Workshop Optimisation: aspects fondamentaux et exploitation de la structure

Workshop Optimisation: aspects fondamentaux

et exploitation de la structure

CIMI Workshop, Toulouse, France

28-29 juin 2018

 

L'optimisation est en plein essor tant au niveau industriel qu'académique, stimulée par les nouveaux défis posés par des applications stratégiques à fort impact sociétal. Ce thème abordera des aspects fondamentaux de l'optimisation tels que la complexité en optimisation convexe et non convexe, les hiérarchies de relaxation, l'étude de convergence d'algorithmes. Une attention particulière sera portée sur la résolution des problèmes de grande taille par exploitation de diverses structures parmi lesquelles la convexité cachée, la séparabilité partielle ou toute autre forme de structure issue d'applications particulières :

  • Optimization composite : minimisation de combinaisons de fonctions lisses et de  fonctions convexes. Ce domaine a connu des développements significatifs stimulé par les applications nécessitant d’imposer des structures particulières : rang de matrices, caractère creux par exemple.
  • Optimization convexe : ce thème recouvre des aspects à la fois fondamentaux, géométriques et algorithmiques autour de la convexité. Il est devenu un outil fondamental notamment pour les problèmes de très grande dimension liés au traitement de données, autour des méthodes du premier ordre qu’il s'agit de mieux comprendre, d’accélérer, de paralléliser par exemple.
  • Optimisation conique, hiérarchies : les hiérarchies de Lasserre ont permis d’introduire des outils de relaxation  très généraux ayant des propriétés de convergence remarquables, avec des applications notamment pour les problèmes NP-difficiles. Il s’agira ici de faire un focus sur différents aspects liés notamment à la programmation conique et l’extension des hiérarchies de relaxations à d’autres domaines (tenseurs, information quantique, etc.).
  • Programmation non linéaire, non convexe : des efforts récents ont été consentis pour mieux comprendre certains aspects fondamentaux autour des algorithmes globalement convergents pour l’optimisation de fonctions non-convexes. Ces progrès ont donné lieu à une nouvelle génération d’algorithmes et à une mise en perspective d’algorithmes connus. L’objet de ce sous-thème est d’explorer ces deux versants : théorie et algorithmes en non-convexe.
  • Etude et exploitation de la géométrie : ce sous-thème sera l’occasion de présenter des aspects fondamentaux sur la structure de certains problèmes en très grande dimension.

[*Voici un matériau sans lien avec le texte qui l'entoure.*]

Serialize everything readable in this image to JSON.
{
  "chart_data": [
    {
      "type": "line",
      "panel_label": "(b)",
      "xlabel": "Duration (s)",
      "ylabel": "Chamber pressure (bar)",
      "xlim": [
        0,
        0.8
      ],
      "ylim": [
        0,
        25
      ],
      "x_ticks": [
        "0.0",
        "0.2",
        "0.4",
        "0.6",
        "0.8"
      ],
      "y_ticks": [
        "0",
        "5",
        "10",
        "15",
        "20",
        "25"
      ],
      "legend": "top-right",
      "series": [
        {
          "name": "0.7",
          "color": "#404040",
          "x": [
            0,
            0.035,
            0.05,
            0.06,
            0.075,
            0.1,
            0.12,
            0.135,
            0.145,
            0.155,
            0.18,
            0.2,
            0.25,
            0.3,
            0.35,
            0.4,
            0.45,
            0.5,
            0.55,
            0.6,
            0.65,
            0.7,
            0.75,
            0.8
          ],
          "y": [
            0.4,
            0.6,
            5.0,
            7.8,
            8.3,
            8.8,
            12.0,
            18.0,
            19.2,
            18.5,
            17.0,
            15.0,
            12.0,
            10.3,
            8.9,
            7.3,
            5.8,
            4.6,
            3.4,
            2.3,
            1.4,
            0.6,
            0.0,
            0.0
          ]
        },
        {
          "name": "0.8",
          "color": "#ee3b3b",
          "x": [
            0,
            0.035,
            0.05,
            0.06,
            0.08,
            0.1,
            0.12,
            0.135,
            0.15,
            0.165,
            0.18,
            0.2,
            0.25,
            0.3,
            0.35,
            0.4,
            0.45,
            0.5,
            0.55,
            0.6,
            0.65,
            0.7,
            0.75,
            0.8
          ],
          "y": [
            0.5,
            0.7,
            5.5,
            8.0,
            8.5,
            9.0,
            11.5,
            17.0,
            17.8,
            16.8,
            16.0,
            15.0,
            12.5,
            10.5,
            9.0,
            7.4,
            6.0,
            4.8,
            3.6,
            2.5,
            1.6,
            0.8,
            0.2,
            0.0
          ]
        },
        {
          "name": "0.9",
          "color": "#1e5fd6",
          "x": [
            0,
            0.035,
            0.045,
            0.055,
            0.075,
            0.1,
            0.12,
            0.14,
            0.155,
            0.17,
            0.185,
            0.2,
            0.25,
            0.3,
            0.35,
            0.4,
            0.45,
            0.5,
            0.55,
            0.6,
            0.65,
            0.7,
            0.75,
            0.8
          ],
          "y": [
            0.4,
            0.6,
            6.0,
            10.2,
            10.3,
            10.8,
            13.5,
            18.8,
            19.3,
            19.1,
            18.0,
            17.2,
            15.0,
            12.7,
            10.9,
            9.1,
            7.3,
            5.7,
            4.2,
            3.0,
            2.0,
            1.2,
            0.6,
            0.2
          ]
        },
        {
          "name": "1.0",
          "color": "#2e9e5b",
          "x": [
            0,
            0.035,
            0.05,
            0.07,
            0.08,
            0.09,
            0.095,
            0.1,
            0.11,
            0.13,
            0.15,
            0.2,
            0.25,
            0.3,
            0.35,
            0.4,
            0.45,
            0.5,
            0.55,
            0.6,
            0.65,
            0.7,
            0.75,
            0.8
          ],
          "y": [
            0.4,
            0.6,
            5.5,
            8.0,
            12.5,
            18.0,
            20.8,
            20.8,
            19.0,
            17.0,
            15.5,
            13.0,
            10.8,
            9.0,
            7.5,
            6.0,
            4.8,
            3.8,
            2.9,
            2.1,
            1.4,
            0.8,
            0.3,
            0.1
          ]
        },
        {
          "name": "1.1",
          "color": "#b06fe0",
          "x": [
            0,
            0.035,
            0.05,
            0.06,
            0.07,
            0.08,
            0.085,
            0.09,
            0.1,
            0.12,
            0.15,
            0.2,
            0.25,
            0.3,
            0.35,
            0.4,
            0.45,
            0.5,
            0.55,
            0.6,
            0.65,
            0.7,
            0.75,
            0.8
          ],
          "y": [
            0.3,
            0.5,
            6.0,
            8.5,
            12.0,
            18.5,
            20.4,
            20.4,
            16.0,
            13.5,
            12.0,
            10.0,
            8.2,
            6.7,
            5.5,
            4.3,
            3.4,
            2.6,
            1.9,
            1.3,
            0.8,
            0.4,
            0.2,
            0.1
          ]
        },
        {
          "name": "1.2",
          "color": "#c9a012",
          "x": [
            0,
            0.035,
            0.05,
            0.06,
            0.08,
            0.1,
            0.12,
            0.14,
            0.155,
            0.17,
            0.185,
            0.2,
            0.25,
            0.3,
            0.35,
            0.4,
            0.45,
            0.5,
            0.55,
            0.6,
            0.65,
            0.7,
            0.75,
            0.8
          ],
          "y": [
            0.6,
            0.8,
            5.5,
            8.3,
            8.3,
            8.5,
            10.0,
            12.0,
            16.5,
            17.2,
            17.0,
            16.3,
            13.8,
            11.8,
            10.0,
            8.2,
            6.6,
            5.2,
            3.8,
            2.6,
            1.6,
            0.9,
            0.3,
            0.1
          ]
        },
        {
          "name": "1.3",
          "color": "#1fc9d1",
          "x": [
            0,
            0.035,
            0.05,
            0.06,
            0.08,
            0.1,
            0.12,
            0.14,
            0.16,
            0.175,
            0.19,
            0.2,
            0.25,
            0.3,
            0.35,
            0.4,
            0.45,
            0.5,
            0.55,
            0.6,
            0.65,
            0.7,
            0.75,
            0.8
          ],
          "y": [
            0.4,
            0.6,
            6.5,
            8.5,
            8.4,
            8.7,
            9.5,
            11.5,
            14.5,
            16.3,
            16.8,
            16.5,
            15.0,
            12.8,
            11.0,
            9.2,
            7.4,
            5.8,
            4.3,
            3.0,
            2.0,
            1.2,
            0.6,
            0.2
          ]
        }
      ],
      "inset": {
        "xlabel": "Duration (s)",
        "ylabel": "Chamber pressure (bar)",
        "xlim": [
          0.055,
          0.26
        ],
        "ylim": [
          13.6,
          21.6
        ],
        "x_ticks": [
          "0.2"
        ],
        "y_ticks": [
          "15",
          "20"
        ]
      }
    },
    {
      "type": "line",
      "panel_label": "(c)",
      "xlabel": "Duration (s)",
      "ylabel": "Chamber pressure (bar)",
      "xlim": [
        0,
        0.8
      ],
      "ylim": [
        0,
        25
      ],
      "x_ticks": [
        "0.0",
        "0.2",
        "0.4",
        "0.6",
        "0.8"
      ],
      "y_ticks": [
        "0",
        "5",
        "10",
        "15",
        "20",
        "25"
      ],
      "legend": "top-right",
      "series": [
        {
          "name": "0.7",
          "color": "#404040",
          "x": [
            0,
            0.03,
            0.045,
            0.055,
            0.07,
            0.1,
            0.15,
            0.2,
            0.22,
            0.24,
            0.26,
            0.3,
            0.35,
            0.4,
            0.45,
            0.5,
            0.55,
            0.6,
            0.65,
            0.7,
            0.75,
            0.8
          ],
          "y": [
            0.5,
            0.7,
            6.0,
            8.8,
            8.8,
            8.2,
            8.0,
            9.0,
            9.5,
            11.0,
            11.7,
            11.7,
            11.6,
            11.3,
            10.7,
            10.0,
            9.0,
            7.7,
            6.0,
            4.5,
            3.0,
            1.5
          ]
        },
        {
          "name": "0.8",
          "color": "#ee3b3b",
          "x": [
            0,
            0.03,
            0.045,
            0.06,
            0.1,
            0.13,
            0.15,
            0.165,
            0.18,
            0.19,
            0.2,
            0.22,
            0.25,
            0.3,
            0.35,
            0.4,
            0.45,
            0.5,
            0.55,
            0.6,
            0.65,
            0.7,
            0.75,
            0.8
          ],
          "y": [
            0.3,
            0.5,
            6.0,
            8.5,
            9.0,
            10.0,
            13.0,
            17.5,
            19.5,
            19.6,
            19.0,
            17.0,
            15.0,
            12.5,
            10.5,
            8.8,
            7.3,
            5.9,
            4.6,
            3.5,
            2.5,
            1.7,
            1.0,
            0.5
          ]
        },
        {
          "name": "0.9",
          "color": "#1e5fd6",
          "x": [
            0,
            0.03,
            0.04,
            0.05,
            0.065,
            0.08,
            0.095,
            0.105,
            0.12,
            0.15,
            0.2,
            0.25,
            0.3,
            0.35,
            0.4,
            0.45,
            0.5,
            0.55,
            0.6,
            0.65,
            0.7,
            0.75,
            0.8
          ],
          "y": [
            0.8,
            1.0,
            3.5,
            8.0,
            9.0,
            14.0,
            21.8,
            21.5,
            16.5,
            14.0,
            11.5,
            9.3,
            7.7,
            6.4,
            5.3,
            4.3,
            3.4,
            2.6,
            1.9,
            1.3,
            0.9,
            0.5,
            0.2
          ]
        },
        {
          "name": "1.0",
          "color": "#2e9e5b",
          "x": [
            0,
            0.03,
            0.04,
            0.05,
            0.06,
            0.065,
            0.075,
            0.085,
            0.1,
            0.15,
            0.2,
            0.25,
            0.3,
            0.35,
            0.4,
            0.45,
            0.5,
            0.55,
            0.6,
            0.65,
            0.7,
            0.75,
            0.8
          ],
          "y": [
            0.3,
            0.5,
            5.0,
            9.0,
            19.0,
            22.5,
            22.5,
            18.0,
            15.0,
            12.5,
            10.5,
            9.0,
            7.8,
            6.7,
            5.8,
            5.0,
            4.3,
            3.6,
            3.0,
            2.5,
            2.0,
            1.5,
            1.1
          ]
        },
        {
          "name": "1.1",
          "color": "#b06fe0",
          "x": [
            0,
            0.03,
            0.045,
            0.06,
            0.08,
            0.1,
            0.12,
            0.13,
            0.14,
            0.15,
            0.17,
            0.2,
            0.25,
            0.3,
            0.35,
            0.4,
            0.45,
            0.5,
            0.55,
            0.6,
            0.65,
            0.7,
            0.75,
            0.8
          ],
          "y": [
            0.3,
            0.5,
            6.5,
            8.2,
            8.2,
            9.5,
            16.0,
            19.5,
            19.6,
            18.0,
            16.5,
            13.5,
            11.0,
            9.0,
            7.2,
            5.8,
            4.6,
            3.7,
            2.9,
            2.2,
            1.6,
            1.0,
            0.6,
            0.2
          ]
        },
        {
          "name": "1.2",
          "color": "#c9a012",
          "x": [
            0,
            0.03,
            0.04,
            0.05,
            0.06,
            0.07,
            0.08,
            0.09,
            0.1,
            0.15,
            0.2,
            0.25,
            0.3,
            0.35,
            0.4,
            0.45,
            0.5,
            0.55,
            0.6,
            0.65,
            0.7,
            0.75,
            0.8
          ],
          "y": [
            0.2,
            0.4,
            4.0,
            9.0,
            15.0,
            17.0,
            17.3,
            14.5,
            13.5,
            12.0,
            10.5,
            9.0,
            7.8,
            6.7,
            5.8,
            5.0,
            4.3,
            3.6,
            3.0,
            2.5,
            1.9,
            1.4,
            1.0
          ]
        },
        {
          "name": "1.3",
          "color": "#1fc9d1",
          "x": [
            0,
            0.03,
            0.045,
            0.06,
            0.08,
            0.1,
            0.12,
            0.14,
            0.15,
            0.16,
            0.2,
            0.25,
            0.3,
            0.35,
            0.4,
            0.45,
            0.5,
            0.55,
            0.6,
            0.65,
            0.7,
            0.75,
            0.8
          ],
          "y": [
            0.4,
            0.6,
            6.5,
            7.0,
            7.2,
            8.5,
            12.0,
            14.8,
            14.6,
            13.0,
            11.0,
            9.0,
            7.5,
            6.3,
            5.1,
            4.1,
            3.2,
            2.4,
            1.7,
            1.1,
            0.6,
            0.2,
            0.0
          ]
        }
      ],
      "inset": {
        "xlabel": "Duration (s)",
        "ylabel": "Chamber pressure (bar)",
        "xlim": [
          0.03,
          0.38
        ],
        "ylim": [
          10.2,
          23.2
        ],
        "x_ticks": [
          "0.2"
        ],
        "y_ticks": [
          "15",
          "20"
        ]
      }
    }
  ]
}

Le Workshop « Optimisation: aspects fondamentaux et exploitation de la structure » aura lieu à l'auditorium de l'Institut de Recherche en Informatique de Toulouse (IRIT) et fait partie du semestre thématique « Optimisation » organisé par le Labex CIMI. Cet évènement est financé par le Labex CIMI et le GdR MOA.

Inscription

Les inscriptions à la Master Class sont ouvertes jusqu'au vendredi 1er juin 2018. L'inscription est gratuite mais obligatoire.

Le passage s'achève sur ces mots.